EDITORIAL | Monumento à burocracia

Por pouco poderia ter sido um acidente de grandes proporções, além de inédito, a colisão do navio São Luiz, ou o que dele restou, com um dos pilares da ponte Rio-Niterói. Mas foi uma advertência para os riscos da transformação da Baía de Guanabara num grande cemitério de embarcações, onde estima-se que entre 80 e 100 delas estão abandonadas, consumidas pela ferrugem e depredadas.

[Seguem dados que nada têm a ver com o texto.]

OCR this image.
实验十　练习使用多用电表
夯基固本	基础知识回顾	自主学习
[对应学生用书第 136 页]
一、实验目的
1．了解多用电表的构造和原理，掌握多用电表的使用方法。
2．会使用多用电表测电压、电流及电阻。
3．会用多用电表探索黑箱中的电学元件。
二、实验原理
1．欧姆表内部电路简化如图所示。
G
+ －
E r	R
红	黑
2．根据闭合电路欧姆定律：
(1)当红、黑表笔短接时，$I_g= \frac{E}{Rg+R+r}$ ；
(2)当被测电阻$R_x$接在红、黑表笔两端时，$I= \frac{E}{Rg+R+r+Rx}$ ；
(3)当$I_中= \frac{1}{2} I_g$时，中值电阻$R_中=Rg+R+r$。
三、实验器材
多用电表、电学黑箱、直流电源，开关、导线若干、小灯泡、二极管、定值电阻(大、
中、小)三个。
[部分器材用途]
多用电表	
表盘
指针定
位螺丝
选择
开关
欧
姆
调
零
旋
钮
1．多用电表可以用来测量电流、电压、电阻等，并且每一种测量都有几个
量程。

Tudo isso representa risco para a navegação – 10 mil embarcações transitam na área anualmente –, além de danos ambientais e prejuízos econômicos. Em muitos casos, como do São Luiz, um navio de 200 metros e capacidade para transportar 42 mil toneladas de grãos, de construção relativamente recente, mas objeto de demanda judicial que o mantém retido desde 2016. Hoje, somente os custos da permanência no local superam em muito o valor da embarcação.
Algo despropositado, sem o menor sentido, seja qual for o ponto de vista a partir do qual seja examinado. E nada essencialmente diferente do que aconteceu com as frotas de aviões das extintas Varig, Vasp e Transbrasil, sem contar outras empresas menores, que valiam centenas de milhões de dólares, mas, abandonadas em diversos aeroportos do País, acabaram sendo vendidas como sucata. Ou acontece em qualquer cidade de médio porte ou maiores, nos depósitos de veículos apreendidos, também abandonados até virarem sucata. Nesse rol ainda podem ser incluídos imóveis, tudo somando prejuízos que não se pode calcular, mas que são bastante grandes.
Resumindo, um retrato bastante fiel do que significa no Brasil a burocracia, para a qual não parece existir mínima diferença entre um navio de 200 metros ou uma motocicleta de baixa cilindrada. Deveria e poderia ser bem diferente, seja no que diz respeito a bens apreendidos por força de medidas judiciais, seja no caso de abandono puro e simples, como veículos que apodrecem ocupando vias públicas, mas não podem ser removidos devido a entraves legais. Que a ocorrência mais recente e de maior potencial de risco sirva para acordar aqueles que, adormecidos, não se dão conta do que acontece, das proporções de absurdo tão escancarado quanto constante.
Reclama-se mais agilidade e menos burocracia, com mudanças na legislação se necessário, de forma que possam ser reduzidos ao mesmo tempo riscos e prejuízos. Nada que seja difícil, nada que não possa ser feito para limpar a Baía de Guanabara ou impedir que bens de grande valor sejam perdidos, apenas engordando também a conta de prejuízos das partes. Felizmente o acidente na ponte Rio-Niterói foi apenas um susto, então que seja também uma advertência a ser considerada mais a sério.